When the file system was returned to service everything appeared fine but users started reporting that even though they could stat files, when trying to open them they came back as “no such file or directory”. The file system was immediately taken down and a subsequent fsck of the OSTs - which took several hours - put millions of files into lost+found. The MDT came back clean as before. This was the same scenario as was experienced the file systems that encountered the crashes. As was the case on the other file systems I need to use ll_recover_lost_found_objs to restore the objects and then ran another fsck as a sanity check.
Remounting the file system on a 2.1.4 client show file sizes but can not be opened. On a 2.5.4 client the files show zero file length.
An attempt was made to go back to 2.1.2 but that was impossible because mounting the MDT under lustre product a “Stale NFS file handle” message.
lfs getstripe on a sampling files that are inaccessible shows the objects and using debugfs to examine the objects show data in the objects and in the case of text/ascii files they can be easily read.
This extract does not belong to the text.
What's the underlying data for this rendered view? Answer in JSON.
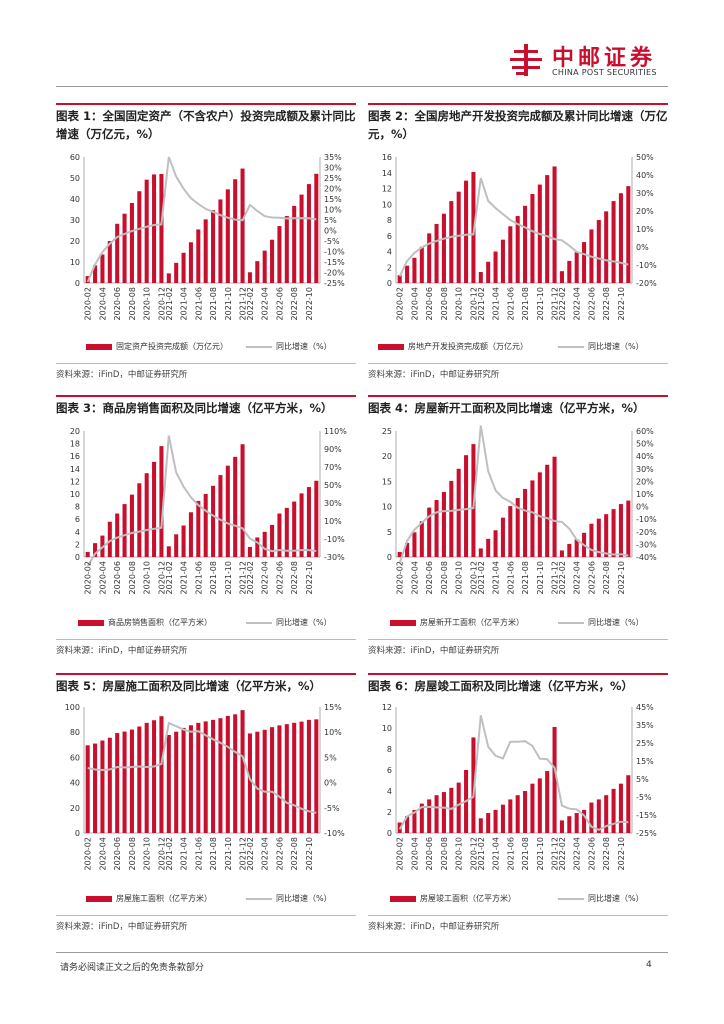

Right now we are in a down and critical state.
I did not log the output from the recovery process. But every file that was in lost+found was restored leaving nothing behind. And I was watching the recovery as it was happen. I was able to scroll back through one of my screens to get to some of the output before it ran out of buffer. Here is a sample:
Object /mnt/lustre/local/scratch1-OST0013/O/0/d18/2326194 restored.
Object /mnt/lustre/local/scratch1-OST0013/O/0/d19/2326195 restored.
Object /mnt/lustre/local/scratch1-OST0013/O/0/d20/2326196 restored.
Object /mnt/lustre/local/scratch1-OST0013/O/0/d21/2326197 restored.
Object /mnt/lustre/local/scratch1-OST0013/O/0/d22/2326198 restored.
Object /mnt/lustre/local/scratch1-OST0013/O/0/d23/2326199 restored.
Object /mnt/lustre/local/scratch1-OST0013/O/0/d24/2326200 restored.
Object /mnt/lustre/local/scratch1-OST0013/O/0/d25/2326201 restored.
Object /mnt/lustre/local/scratch1-OST0013/O/0/d26/2326202 restored.
Object /mnt/lustre/local/scratch1-OST0013/O/0/d27/2326203 restored.
Object /mnt/lustre/local/scratch1-OST0013/O/0/d28/2326204 restored.
And that's pretty much what I observed throughout the process. Didn't see any messages other than restored.